Ein zweites Handlungsfeld ist die Gewinnung von Multiplikatoren und weiteren Unterstützern. In anderen Ländern steht das Thema ZW viel höher auf der Agenda. Dafür möchte das MWIDE.NRW die allgemeine Verankerung des Themas verbessern. Zudem könnte der Runde Tisch ausdifferenziert werden und es könnten homogenere Fachthementischen organisiert werden. Generell muss aber auch die Frage geklärt werden, wie auf Akteure reagiert werden soll, die das Konzept der ZW exklusiv für sich beanspruchen wollen. Neben der Begleitung von regionalen Aktivitäten möchte man in Zukunft den Austausch über die ZW auf Bundesebene fördern. Momentan gibt es auf Bundesebene noch kein verankertes ZW-Konzept. Auch soll NRW als Partner in verschiedenen Netzwerken
sichtbarer gemacht werden, als Beispiel nennt Herr Gütschow das World Circular Economy Forum sowie den Circular Economy Hotspot.

In der Kommunikation und Begleitung von Fördermaßnahmen für die ZW wird der Fördermarkt genau beobachtet. Bestehende Projektinitiativen sollen weiter begleitet werden und eine ZW-Demonstrationsplattform aufgebaut werden. Auch ist dem MWIDE.NRW eine Verstetigung der Projektergebnisse aus dem Prosperkolleg wichtig. Zudem wird geplant, Gründungen mit zirkulären Geschäftsmodellen stärker zu fördern. Auf der Ebene der Verbraucher*innen möchte man enger mit der Verbraucherzentrale zusammenarbeiten. Die Verbraucherzentrale hat bereits einige Aufklärungskampagnen durchgeführt.

Eines der zwei nach innen gerichteten Handlungsfelder ist der Aufbau eines „Back Offices“. Der Wunsch wäre, zukünftig eine Unternehmensdatenbank aufzubauen sowie den Web-Auftritt und Präsentationsunterlagen zu professionalisieren.

Das fünfte Handlungsfeld setzt sich zum Ziel, die eigene Qualifizierung im MIWDE.NRW voranzutreiben und die ZW-Landschaft besser kennen zu lernen. Hierfür möchte man weiter Studien, Berichte und Analysen zur ZW monitoren sowie an verschiedenen thematisch passenden Online-Formaten teilnehmen.
Am Ende kam die Frage auf, wie die scheinbar vielzähligen Good-Practice-Beispiele aus dem Ausland einzuordnen seien, worauf Herr Gütschow anmerkte, dass diese nicht immer so hoch innovativ sind, wie man dies erwarten würde. Häufig gehe es nur um Kleinigkeiten, dass zum Beispiel der Verschnitt weiterverarbeitet werde. Trotzdem können sich die Deutschen von der Art der Kommunikation von den anderen Ländern einiges abschauen.

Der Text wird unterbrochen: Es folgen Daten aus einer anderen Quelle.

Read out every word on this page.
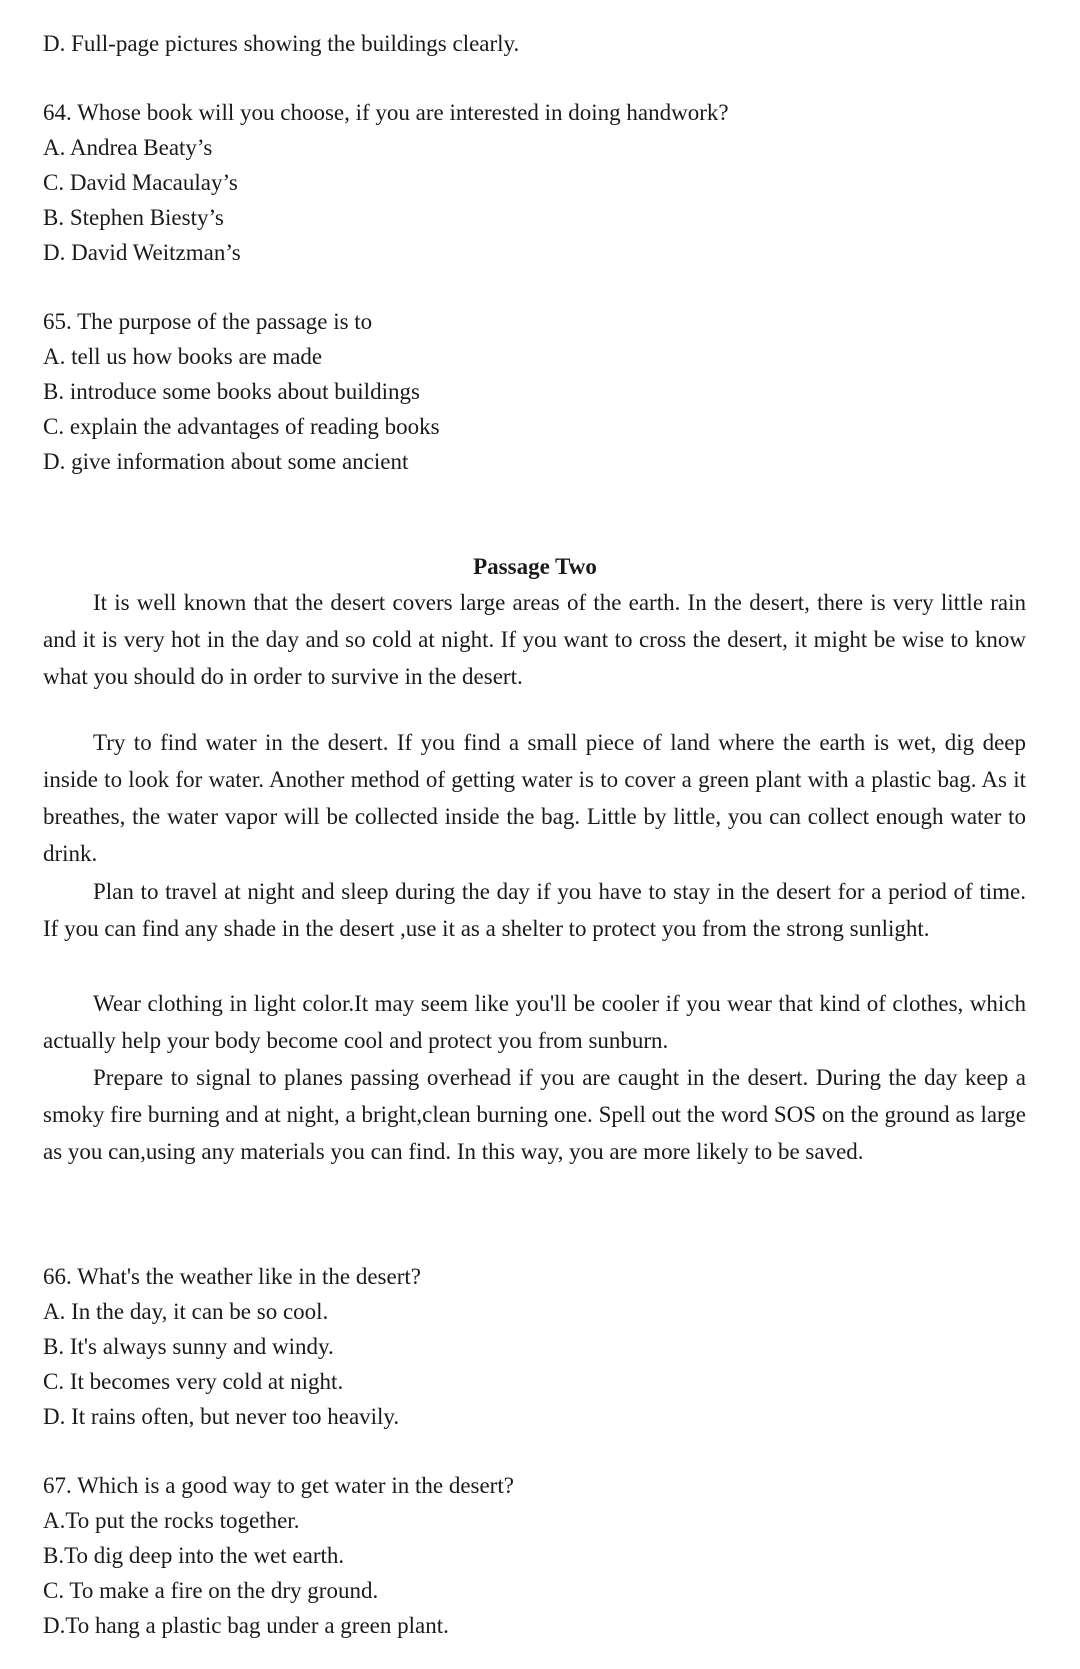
D. Full-page pictures showing the buildings clearly.
64. Whose book will you choose, if you are interested in doing handwork?
A. Andrea Beaty’s
C. David Macaulay’s
B. Stephen Biesty’s
D. David Weitzman’s
65. The purpose of the passage is to
A. tell us how books are made
B. introduce some books about buildings
C. explain the advantages of reading books
D. give information about some ancient
Passage Two

It is well known that the desert covers large areas of the earth. In the desert, there is very little rain and it is very hot in the day and so cold at night. If you want to cross the desert, it might be wise to know what you should do in order to survive in the desert.

Try to find water in the desert. If you find a small piece of land where the earth is wet, dig deep inside to look for water. Another method of getting water is to cover a green plant with a plastic bag. As it breathes, the water vapor will be collected inside the bag. Little by little, you can collect enough water to drink.

Plan to travel at night and sleep during the day if you have to stay in the desert for a period of time. If you can find any shade in the desert ,use it as a shelter to protect you from the strong sunlight.

Wear clothing in light color.It may seem like you'll be cooler if you wear that kind of clothes, which actually help your body become cool and protect you from sunburn.

Prepare to signal to planes passing overhead if you are caught in the desert. During the day keep a smoky fire burning and at night, a bright,clean burning one. Spell out the word SOS on the ground as large as you can,using any materials you can find. In this way, you are more likely to be saved.

66. What's the weather like in the desert?
A. In the day, it can be so cool.
B. It's always sunny and windy.
C. It becomes very cold at night.
D. It rains often, but never too heavily.
67. Which is a good way to get water in the desert?
A.To put the rocks together.
B.To dig deep into the wet earth.
C. To make a fire on the dry ground.
D.To hang a plastic bag under a green plant.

Von den Teilnehmer*innen des Web-Seminars kam großes Lob für den Einsatz des Referats die ZW in NRW trotz eines kleinen Teams vorantreiben zu wollen. Auch das Prosperkolleg dankt Herrn Gütschow für die spannenden Einblicke und den interessanten Austausch sowie für das Engagement die ZW in NRW und darüber hinaus zu stärken.